= Swiss Forest (Israel) =

Forest area in Israel

The Swiss Forest or Switzerland Forest is a forest area on the western side of the Sea of Galilee in Israel, situated above the city of Tiberias.

The forest was established in 1928 by the Forestry Branch of the Mandatory Palestine government thanks to a contribution from friends of Keren Kayemeth LeIsrael-Jewish National Fund in Switzerland, which is how it got its name. The forest was established to prevent flooding such as in the Great Flood of 1934 when mud and torrential floods destroyed property and caused a number of deaths in Tiberias. It continues under the direction of KKL-JNF.

== Geology and geography ==
The Switzerland Forest covers an area of approximately 3,000 dunams. It is situated along the western fault of the Syrian-African Rift, occupying a steep slope that descends from the Poriah Heights toward the city of Tiberias and the Sea of Galilee. The slope features an average incline of 30%, dropping from an elevation of 242 meters above sea level to 208 meters below sea level [3].

The geological composition of the area consists primarily of marl, a loose, clay-rich sedimentary rock that is highly susceptible to severe erosion and mudslides when saturated by heavy rainfall. During transitional seasons, the region is prone to a localized meteorological phenomenon known as cloudbursts, characterized by torrential downpours that deliver high volumes of rainfall within a remarkably short duration.

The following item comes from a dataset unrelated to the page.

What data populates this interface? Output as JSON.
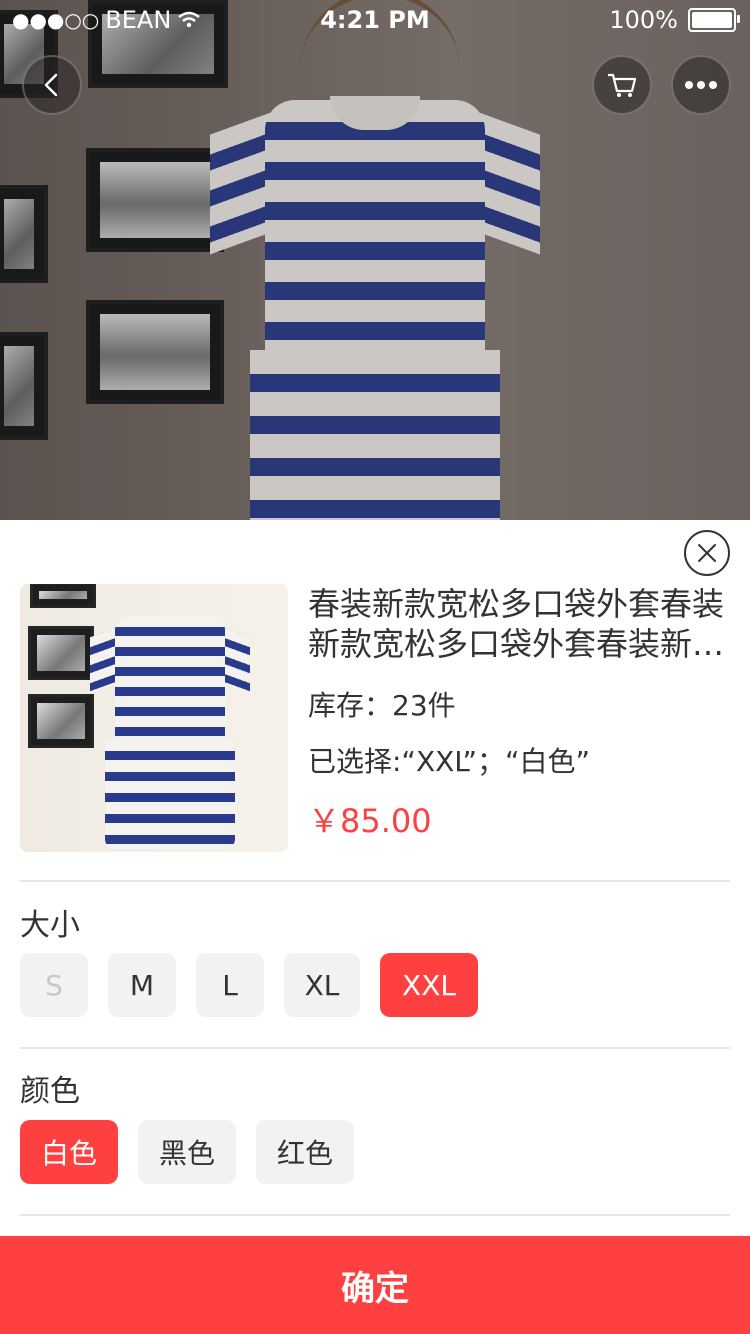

== Environmental management and afforestation ==
The primary objective of the forest's establishment was to mitigate soil erosion, stabilize the terrain, and regulate destructive surface runoff to protect the city of Tiberias below. During the initial phases of planting under the British Mandate and early KKL-JNF management up until the late 1950s, the dominant tree species introduced were the river red gum (Eucalyptus camaldulensis) and coojong (Acacia saligna), alongside carob, buckthorn, Pistacia atlantica, and Jerusalem pine. By the 1960s, parts of the forest faced severe degradation caused by unsuited species, wildfires, uncontrolled tree felling, and overgrazing.

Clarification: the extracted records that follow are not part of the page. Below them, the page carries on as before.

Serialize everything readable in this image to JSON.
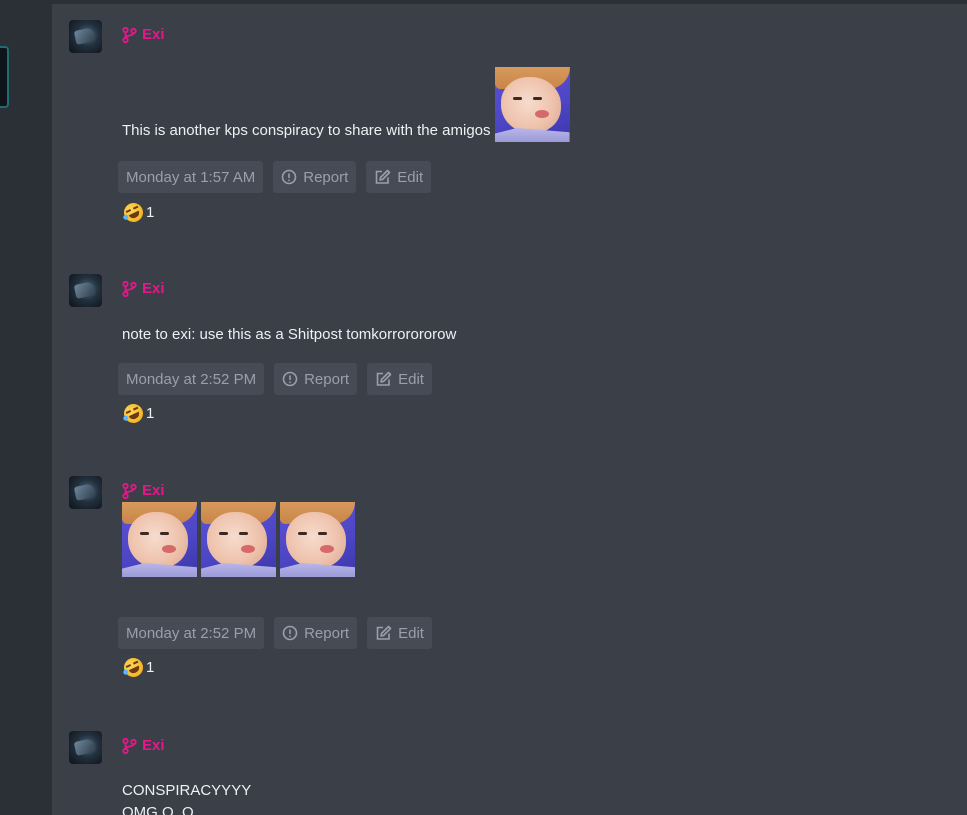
{
  "colors": {
    "background": "#2b2f36",
    "feed": "#3a3f48",
    "author": "#e8168a",
    "button_bg": "#464b55",
    "button_text": "#98a0ab",
    "text": "#eef0f3"
  },
  "messages": [
    {
      "author": "Exi",
      "text": "This is another kps conspiracy to share with the amigos",
      "timestamp": "Monday at 1:57 AM",
      "report_label": "Report",
      "edit_label": "Edit",
      "reaction_icon": "rolling-on-floor-laughing-emoji",
      "reaction_count": "1"
    },
    {
      "author": "Exi",
      "text": "note to exi: use this as a Shitpost tomkorrorororow",
      "timestamp": "Monday at 2:52 PM",
      "report_label": "Report",
      "edit_label": "Edit",
      "reaction_icon": "rolling-on-floor-laughing-emoji",
      "reaction_count": "1"
    },
    {
      "author": "Exi",
      "timestamp": "Monday at 2:52 PM",
      "report_label": "Report",
      "edit_label": "Edit",
      "reaction_icon": "rolling-on-floor-laughing-emoji",
      "reaction_count": "1"
    },
    {
      "author": "Exi",
      "text": "CONSPIRACYYYY\nOMG O_O\nI ALMOST FORGOTS"
    }
  ]
}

To rehabilitate the ecosystem, KKL-JNF implemented advanced forestry strategies, shifting toward species better adapted to the arid, clay-heavy terrain, such as the sandarac gum tree (Tetraclinis articulata), specific acacia varieties, and senna bushes. Indigenous woodland trees, including the Christ's Thorn jujube (Ziziphus spina-christi), were also introduced. In tandem with re-afforestation, extensive manual drainage engineering was executed without heavy machinery to protect the fragile soil. This included carving out a network of diversion canals, constructing culverts, and placing drainage chutes and check dams approximately every 200 meters along the forest paths to guarantee orderly water runoff directly into the Sea of Galilee.

== Tourism and infrastructure ==
KKL-JNF has developed a 6-kilometer asphalt scenic road running through the forest between Tiberias and the Poriah Hostel, which also serves as an engineered system to manage excess water flow. The forest features three main observation decks offering panoramic views of the Sea of Galilee, the Golan Heights, the Galilee mountains, and Mount Hermon. Recreational infrastructure includes several developed recreation areas, such as the Gotman and Kastanbaum sites, which are equipped with playgrounds and wheelchair-accessible picnic setups.

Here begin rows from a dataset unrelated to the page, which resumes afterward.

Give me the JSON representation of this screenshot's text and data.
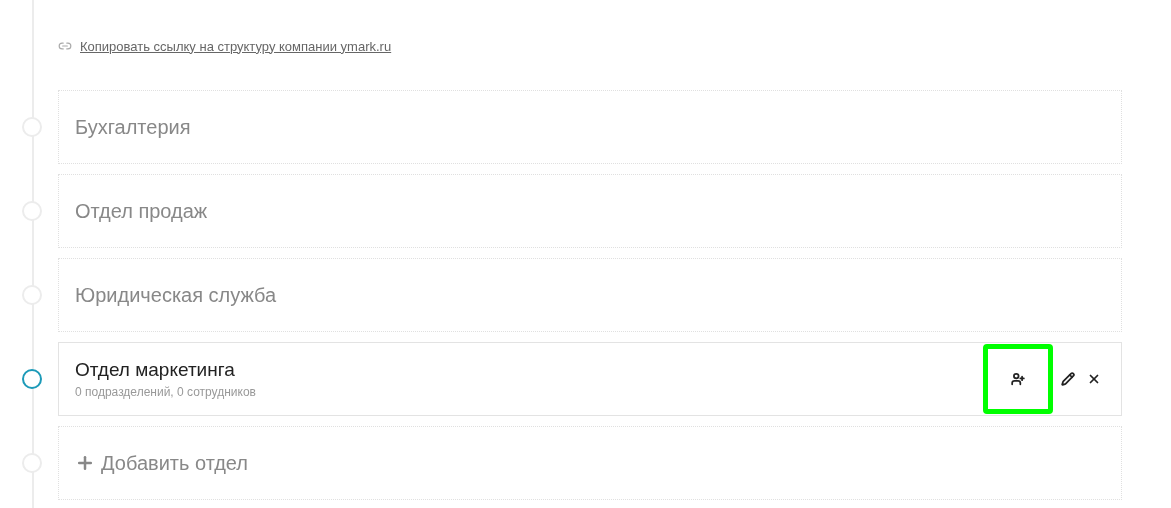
{
  "copy_link": {
    "text": "Копировать ссылку на структуру компании ymark.ru"
  },
  "departments": [
    {
      "name": "Бухгалтерия",
      "selected": false
    },
    {
      "name": "Отдел продаж",
      "selected": false
    },
    {
      "name": "Юридическая служба",
      "selected": false
    },
    {
      "name": "Отдел маркетинга",
      "subtitle": "0 подразделений, 0 сотрудников",
      "selected": true,
      "actions": [
        {
          "kind": "add-employee",
          "highlighted": true
        },
        {
          "kind": "edit",
          "highlighted": false
        },
        {
          "kind": "delete",
          "highlighted": false
        }
      ]
    }
  ],
  "add_department": {
    "label": "Добавить отдел"
  }
}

The forest is traversed by the Israel National Trail, which includes a dedicated multi-level overnight campsite equipped with stone-walled tent pitches surrounded by transplanted heritage carob and olive trees. A 5.5-kilometer asphalt bicycle path runs through the area, partially overlapping with the national trail.

Situated within the forest limits on the eastern escarpment of Mount Poriah is Ein Poriah (also known as Ein Katanya), a natural spring draining into a storage pool. KKL-JNF has restored the site's historic aqueduct and surrounding pools, landscaping the area with date palms and tamarisk trees for public recreation.